A distanza di quasi 35 anni dalla sua entrata in vigore forse sarebbe il caso di chiedersi se questo codice sia davvero adeguato alla realtà dei fenomeni criminali del bel Paese. E tale riflessione dovrebbe essere preliminare rispetto a ogni tentativo di approccio riformista, che altrimenti rischia di rimanere l’ennesimo sterile esercizio di sensibilità giuridica, magari sopraffina, ma poi, alla prova dei fatti, priva di incidenza nel risolvere le questioni ancora aperte.

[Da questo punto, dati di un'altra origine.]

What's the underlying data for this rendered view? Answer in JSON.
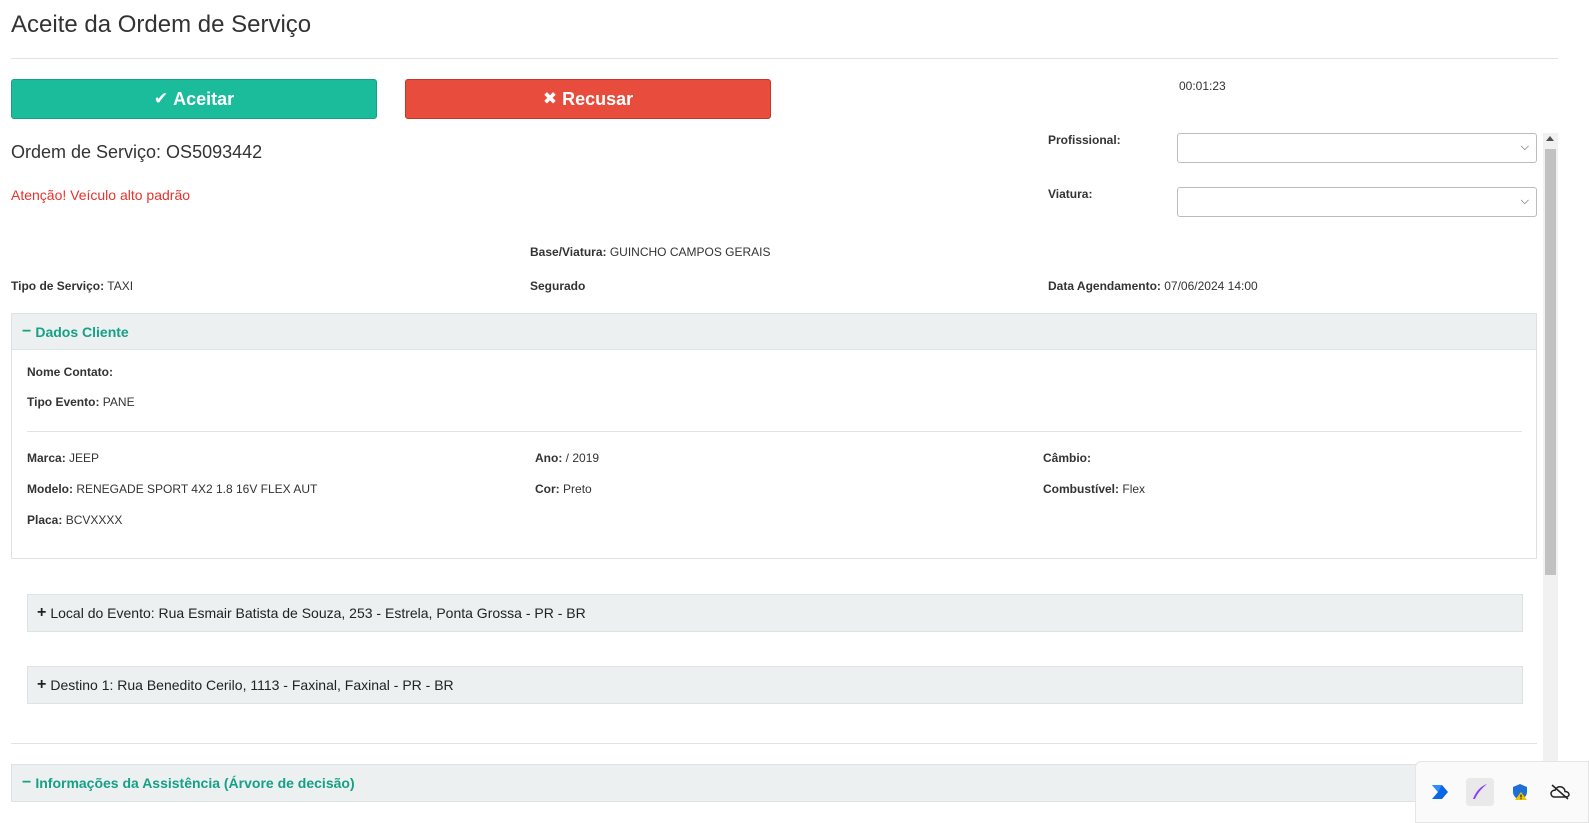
{
  "header": {
    "title": "Aceite da Ordem de Serviço"
  },
  "actions": {
    "accept_label": "Aceitar",
    "refuse_label": "Recusar"
  },
  "timer": "00:01:23",
  "order": {
    "label": "Ordem de Serviço: OS5093442",
    "warning": "Atenção! Veículo alto padrão"
  },
  "assign": {
    "profissional_label": "Profissional:",
    "profissional_value": "",
    "viatura_label": "Viatura:",
    "viatura_value": ""
  },
  "summary": {
    "base_label": "Base/Viatura:",
    "base_value": "GUINCHO CAMPOS GERAIS",
    "tipo_label": "Tipo de Serviço:",
    "tipo_value": "TAXI",
    "segurado_label": "Segurado",
    "agendamento_label": "Data Agendamento:",
    "agendamento_value": "07/06/2024 14:00"
  },
  "cliente": {
    "title": "Dados Cliente",
    "nome_label": "Nome Contato:",
    "nome_value": "",
    "evento_label": "Tipo Evento:",
    "evento_value": "PANE",
    "marca_label": "Marca:",
    "marca_value": "JEEP",
    "ano_label": "Ano:",
    "ano_value": "/ 2019",
    "cambio_label": "Câmbio:",
    "cambio_value": "",
    "modelo_label": "Modelo:",
    "modelo_value": "RENEGADE SPORT 4X2 1.8 16V FLEX AUT",
    "cor_label": "Cor:",
    "cor_value": "Preto",
    "combustivel_label": "Combustível:",
    "combustivel_value": "Flex",
    "placa_label": "Placa:",
    "placa_value": "BCVXXXX"
  },
  "local": {
    "text": "Local do Evento: Rua Esmair Batista de Souza, 253 - Estrela, Ponta Grossa - PR - BR"
  },
  "destino": {
    "text": "Destino 1: Rua Benedito Cerilo, 1113 - Faxinal, Faxinal - PR - BR"
  },
  "assistencia": {
    "title": "Informações da Assistência (Árvore de decisão)"
  },
  "tray_icons": [
    "power-automate-icon",
    "pen-icon",
    "defender-warning-icon",
    "cloud-off-icon"
  ],
  "colors": {
    "accept": "#1abc9c",
    "refuse": "#e74c3c",
    "warning": "#e8322b",
    "panel_title": "#16a085"
  }
}
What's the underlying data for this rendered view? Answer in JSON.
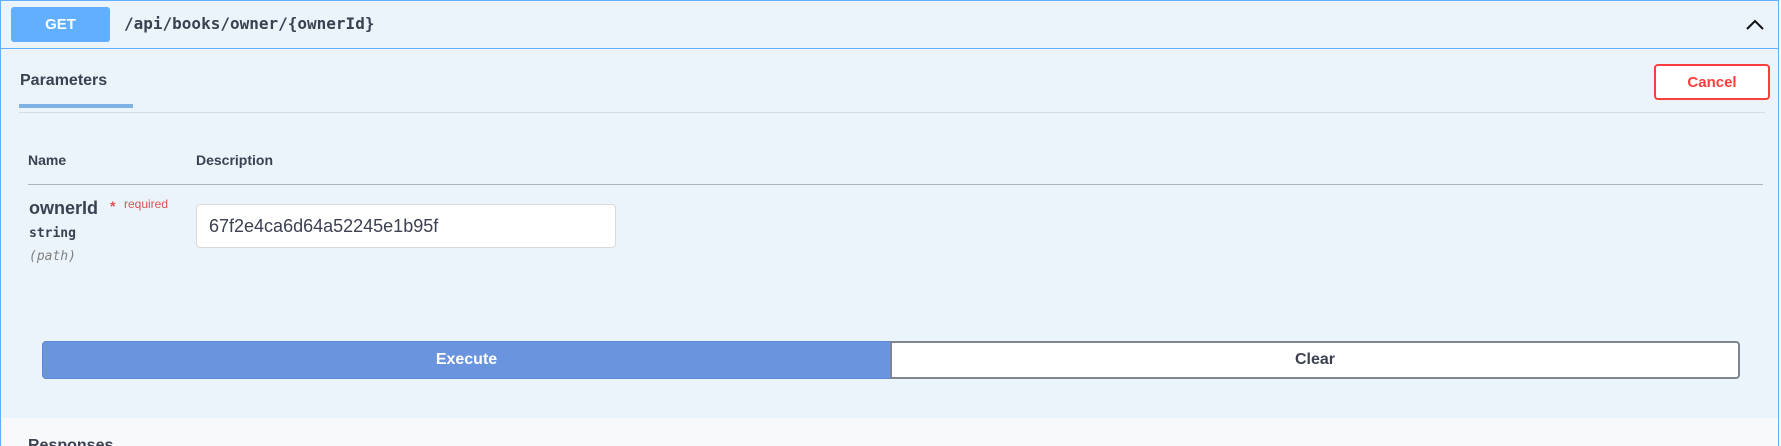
{
  "operation": {
    "method": "GET",
    "path": "/api/books/owner/{ownerId}",
    "collapse_icon": "chevron-up-icon"
  },
  "parameters_section": {
    "tab_label": "Parameters",
    "cancel_label": "Cancel",
    "columns": [
      "Name",
      "Description"
    ]
  },
  "parameter": {
    "name": "ownerId",
    "required_star": "*",
    "required_label": "required",
    "type": "string",
    "location": "(path)",
    "value": "67f2e4ca6d64a52245e1b95f"
  },
  "actions": {
    "execute_label": "Execute",
    "clear_label": "Clear"
  },
  "responses": {
    "title": "Responses"
  },
  "colors": {
    "get_accent": "#61affe",
    "panel_bg": "#ebf3fb",
    "cancel_red": "#f93e3e",
    "execute_blue": "#6a94de"
  }
}
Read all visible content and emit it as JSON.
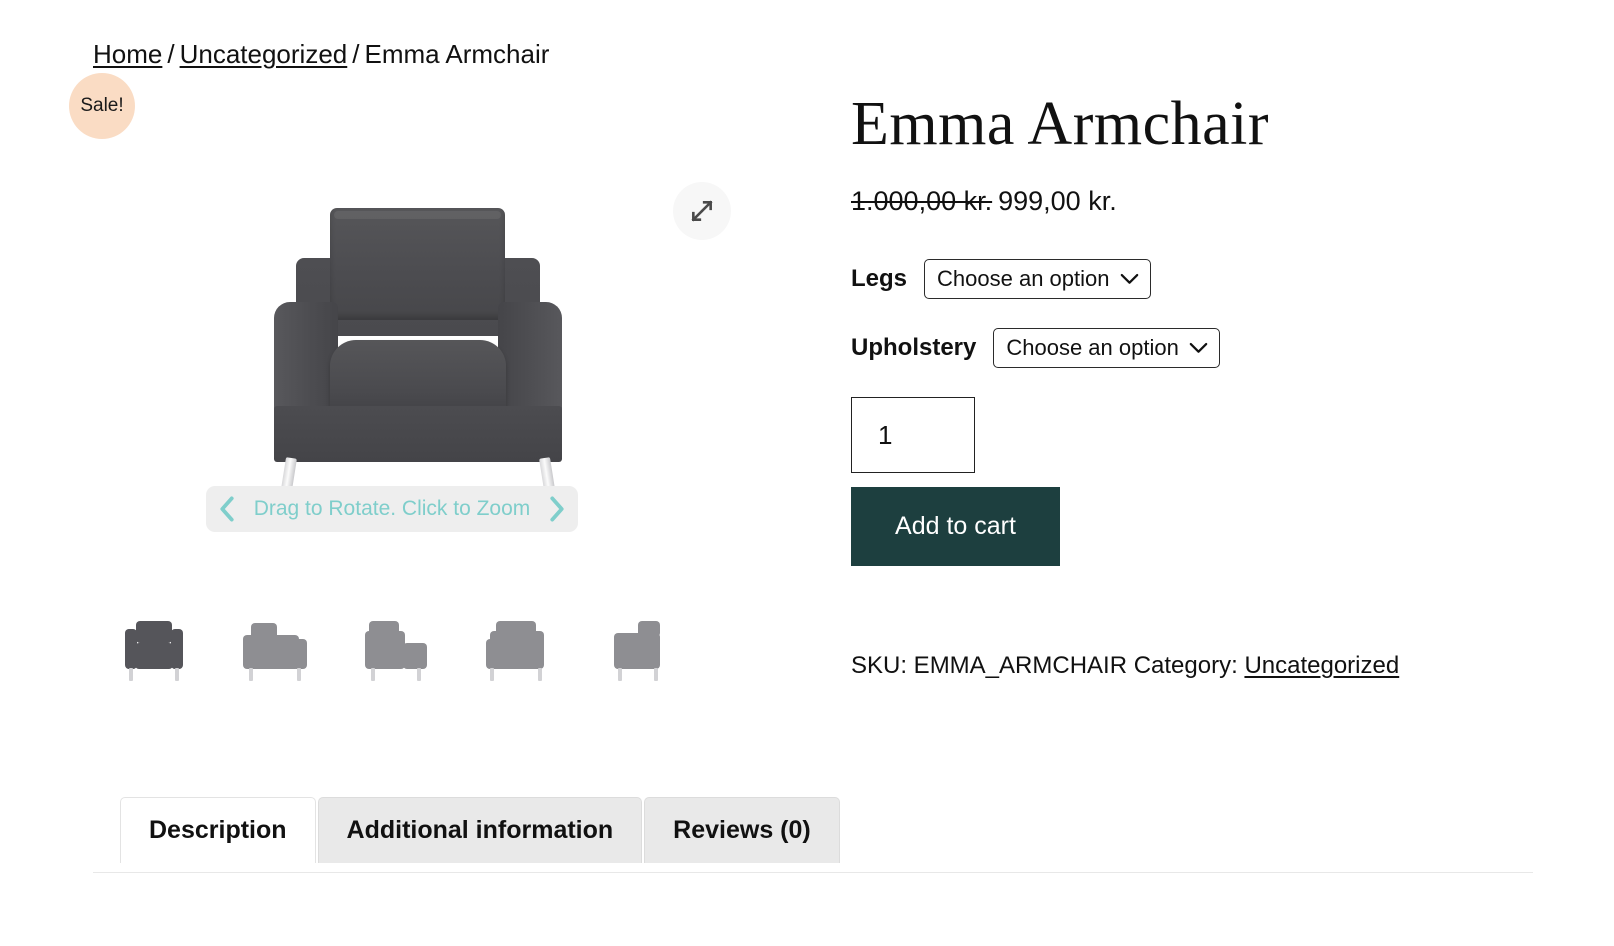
{
  "breadcrumb": {
    "home": "Home",
    "category": "Uncategorized",
    "current": "Emma Armchair",
    "separator": "/"
  },
  "badge": {
    "sale_label": "Sale!"
  },
  "gallery": {
    "expand_icon": "expand-arrows-icon",
    "rotate_hint": "Drag to Rotate. Click to Zoom",
    "prev_icon": "chevron-left-icon",
    "next_icon": "chevron-right-icon",
    "thumbnails": [
      {
        "alt": "Emma Armchair front view"
      },
      {
        "alt": "Emma Armchair three-quarter left view"
      },
      {
        "alt": "Emma Armchair left side view"
      },
      {
        "alt": "Emma Armchair rear three-quarter view"
      },
      {
        "alt": "Emma Armchair rear view"
      }
    ]
  },
  "product": {
    "title": "Emma Armchair",
    "price_old": "1.000,00 kr.",
    "price_new": "999,00 kr.",
    "sku_line": "SKU: EMMA_ARMCHAIR Category:",
    "category_link": "Uncategorized"
  },
  "variations": [
    {
      "label": "Legs",
      "selected": "Choose an option",
      "name": "legs-select",
      "arrow_icon": "chevron-down-icon"
    },
    {
      "label": "Upholstery",
      "selected": "Choose an option",
      "name": "upholstery-select",
      "arrow_icon": "chevron-down-icon"
    }
  ],
  "cart": {
    "quantity": "1",
    "add_label": "Add to cart"
  },
  "tabs": [
    {
      "label": "Description",
      "active": true
    },
    {
      "label": "Additional information",
      "active": false
    },
    {
      "label": "Reviews (0)",
      "active": false
    }
  ],
  "colors": {
    "sale_badge_bg": "#fadcc4",
    "add_to_cart_bg": "#1d3f3f",
    "rotate_hint_text": "#7fcecb",
    "rotate_bar_bg": "#eeeeee",
    "tab_inactive_bg": "#e9e9e9"
  }
}
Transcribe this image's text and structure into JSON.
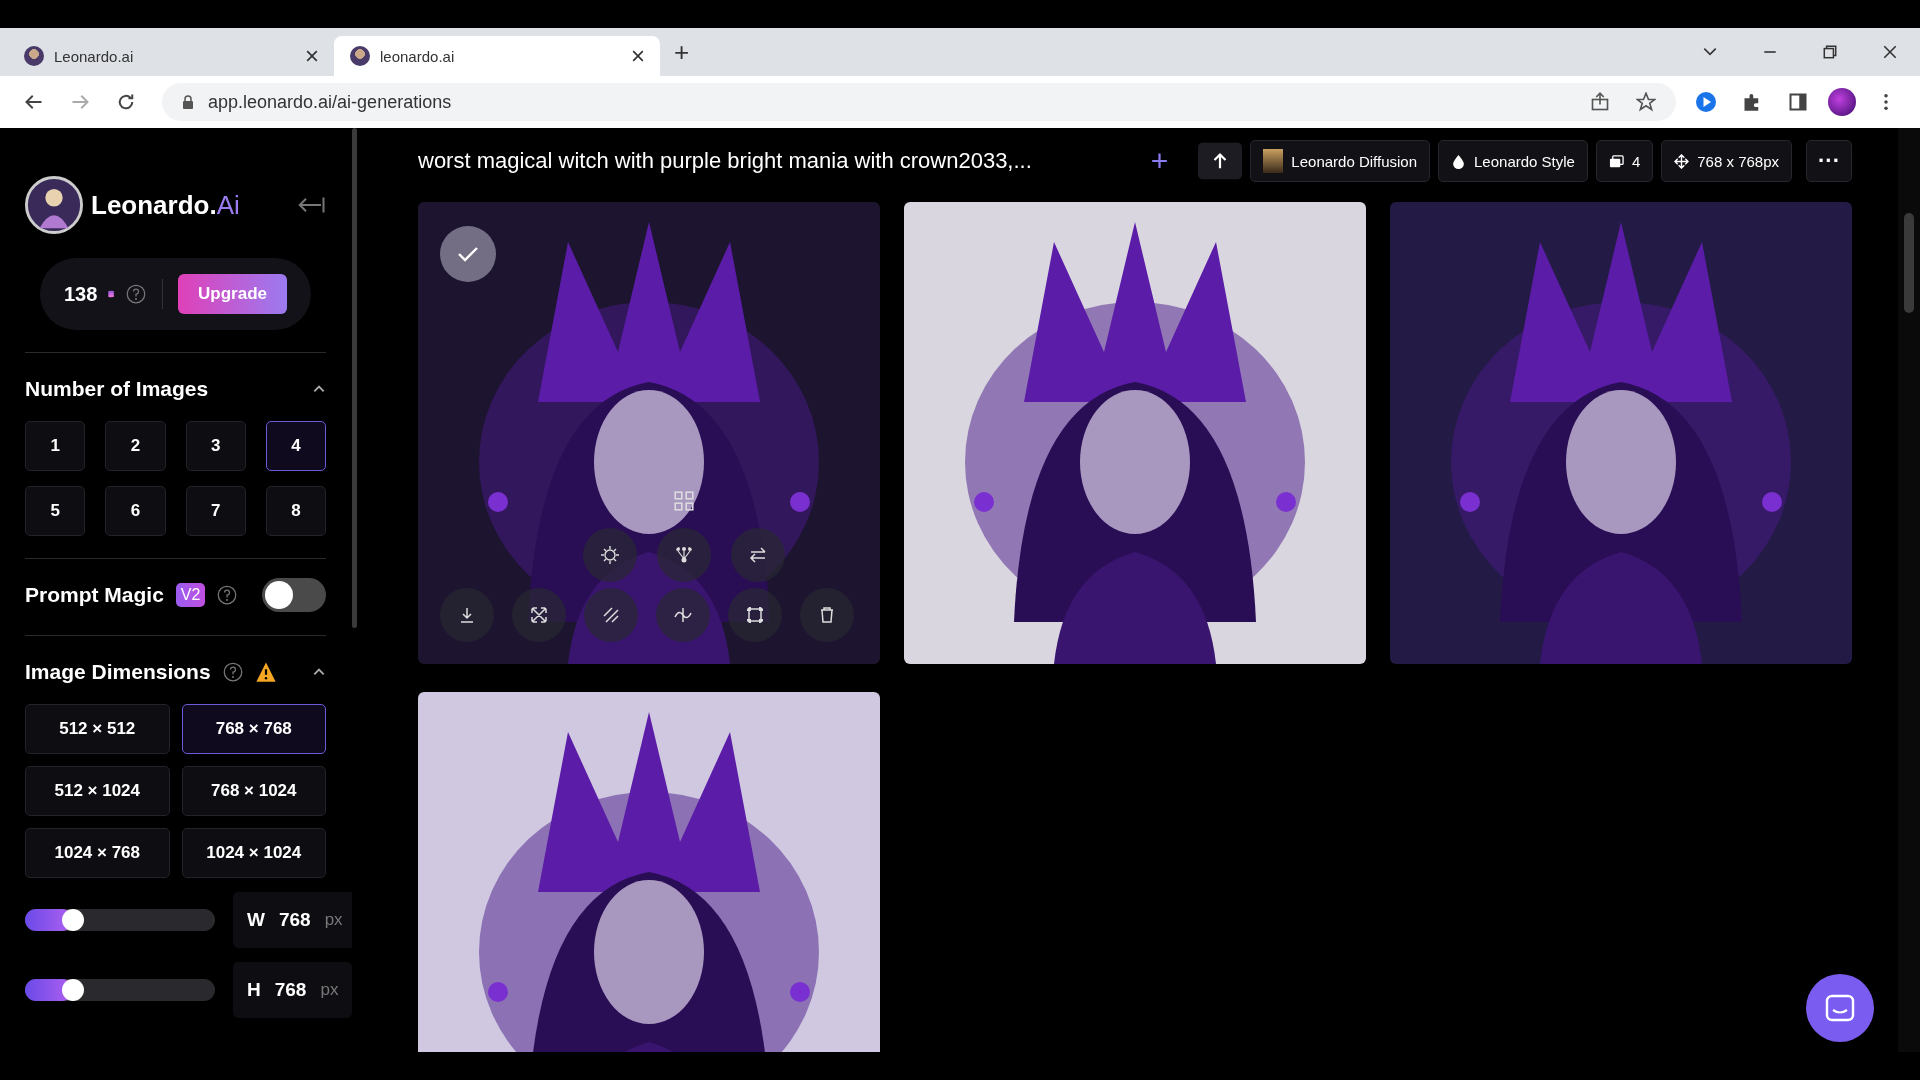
{
  "browser": {
    "tabs": [
      {
        "title": "Leonardo.ai",
        "selected": false
      },
      {
        "title": "leonardo.ai",
        "selected": true
      }
    ],
    "new_tab": "+",
    "url": "app.leonardo.ai/ai-generations"
  },
  "sidebar": {
    "brand": "Leonardo.",
    "brand_suffix": "Ai",
    "credits": "138",
    "upgrade": "Upgrade",
    "number_of_images": {
      "title": "Number of Images",
      "expanded": true,
      "options": [
        {
          "label": "1",
          "selected": false
        },
        {
          "label": "2",
          "selected": false
        },
        {
          "label": "3",
          "selected": false
        },
        {
          "label": "4",
          "selected": true
        },
        {
          "label": "5",
          "selected": false
        },
        {
          "label": "6",
          "selected": false
        },
        {
          "label": "7",
          "selected": false
        },
        {
          "label": "8",
          "selected": false
        }
      ]
    },
    "prompt_magic": {
      "title": "Prompt Magic",
      "badge": "V2",
      "on": false
    },
    "image_dimensions": {
      "title": "Image Dimensions",
      "warning": true,
      "expanded": true,
      "options": [
        {
          "label": "512 × 512",
          "selected": false
        },
        {
          "label": "768 × 768",
          "selected": true
        },
        {
          "label": "512 × 1024",
          "selected": false
        },
        {
          "label": "768 × 1024",
          "selected": false
        },
        {
          "label": "1024 × 768",
          "selected": false
        },
        {
          "label": "1024 × 1024",
          "selected": false
        }
      ]
    },
    "sliders": [
      {
        "axis": "W",
        "value": "768",
        "unit": "px",
        "level": 0.25
      },
      {
        "axis": "H",
        "value": "768",
        "unit": "px",
        "level": 0.25
      }
    ]
  },
  "generation": {
    "prompt": "worst magical witch with purple bright mania with crown2033,...",
    "add": "+",
    "chips": [
      {
        "kind": "model",
        "label": "Leonardo Diffusion"
      },
      {
        "kind": "style",
        "label": "Leonardo Style"
      },
      {
        "kind": "count",
        "label": "4"
      },
      {
        "kind": "size",
        "label": "768 x 768px"
      }
    ],
    "more": "···",
    "images": [
      {
        "kind": "picture",
        "selected": true,
        "hover": true
      },
      {
        "kind": "picture",
        "selected": false,
        "hover": false
      },
      {
        "kind": "picture",
        "selected": false,
        "hover": false
      },
      {
        "kind": "picture",
        "selected": false,
        "hover": false
      }
    ]
  }
}
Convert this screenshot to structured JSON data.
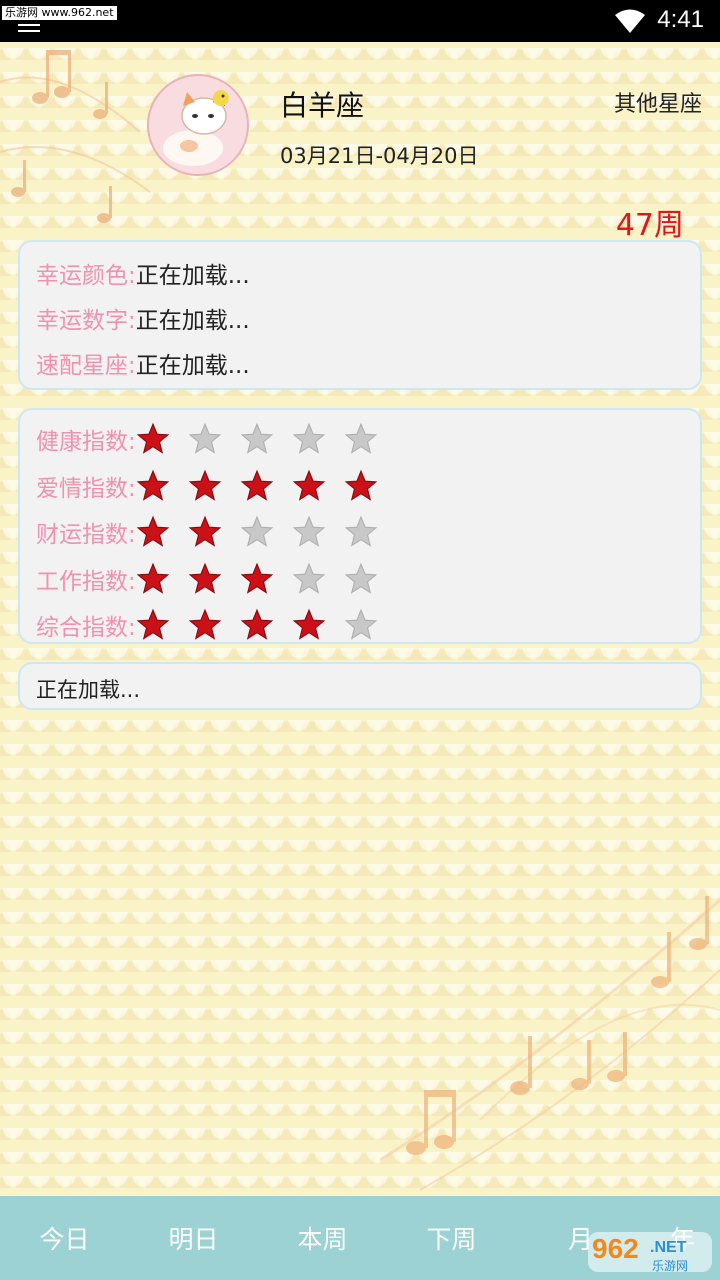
{
  "status_bar": {
    "watermark": "乐游网 www.962.net",
    "time": "4:41"
  },
  "header": {
    "sign_name": "白羊座",
    "date_range": "03月21日-04月20日",
    "other_signs_link": "其他星座",
    "week_label": "47周"
  },
  "lucky_info": {
    "rows": [
      {
        "label": "幸运颜色:",
        "value": "正在加载..."
      },
      {
        "label": "幸运数字:",
        "value": "正在加载..."
      },
      {
        "label": "速配星座:",
        "value": "正在加载..."
      }
    ]
  },
  "indices": {
    "max_stars": 5,
    "active_color": "#cc1018",
    "inactive_color": "#c8c8c8",
    "rows": [
      {
        "label": "健康指数:",
        "stars": 1
      },
      {
        "label": "爱情指数:",
        "stars": 5
      },
      {
        "label": "财运指数:",
        "stars": 2
      },
      {
        "label": "工作指数:",
        "stars": 3
      },
      {
        "label": "综合指数:",
        "stars": 4
      }
    ]
  },
  "summary": {
    "text": "正在加载..."
  },
  "bottom_nav": {
    "items": [
      "今日",
      "明日",
      "本周",
      "下周",
      "月",
      "年"
    ]
  },
  "watermark_logo": {
    "brand": "962",
    "suffix": ".NET",
    "caption": "乐游网"
  },
  "colors": {
    "label_pink": "#f192ad",
    "week_red": "#e0161d",
    "nav_bg": "#9cd2d4",
    "card_border": "#cde8f4"
  }
}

Cioè, per dirla più maccheronicamente, un’altra riforma inutile e dannosa.
In tale ottica, la disquisizione sulla separazione delle carriere, ad esempio, mi sembra assolutamente sterile e inconcludente. Non dico che non vada fatta, ma prima ci si dovrebbe chiedere se quel pubblico ministero, che si vuol separare per legge definitivamente dalla giurisdizione, abbia davvero acquisito il ruolo che il codice aveva disegnato per lui. E se, piuttosto che separare qualcuno di fatto già molto lontano dai giudici, non valga, invece, la pena di investire su un pubblico ministero davvero parte pubblica, che sia anch’egli veramente la prima garanzia di equità. Concetto, peraltro, già timidamente inserito nel codice attuale, che prevede l’obbligo per il pubblico ministero di raccogliere durante le indagini anche le prove a favore dell’indagato.
Si chiama cultura della giurisdizione, che va coniugata in concreto con l’altro elemento fondamentale, anch’esso non scontato, dell’attitudine investigativa e della capacità di coordinamento della polizia giudiziaria. È un dato purtroppo di sovente declinato in astratto e che né il concorso per esami, né il percorso di formazione insegnano veramente.
Per comprenderne la distorsione val la pena di rifletterci in concreto. Prendiamo ad esempio un pubblico ministero di una media procura italiana alle prese con le cosiddette indagini a strascico. Avviene spesso, forse troppo, che costui, ancor più se alle prime armi, rischi di adagiarsi assai acriticamente sulle posizioni della polizia giudiziaria, abbracciandole pressoché completamente. Nascono così le mega-inchieste in cui si rischia di buttare dentro tutto e tutti. È proprio come la pesca a strascico, dove le reti lanciate indiscriminatamente sul fondale marino distruggono o asportano qualunque cosa incontrino e lasciano un ambiente devastato, dove le comunità originarie si potranno reimpiantare solo dopo molto tempo. Così le indagini a strascico, dove il pubblico ministero finisce per indagare il fenomeno perdendo di vista i veri responsabili, senza fare operazione di filtro e di selezione degli obiettivi e/o degli indagati, provocano danni enormi ai cittadini coinvolti e all’immagine stessa della giustizia.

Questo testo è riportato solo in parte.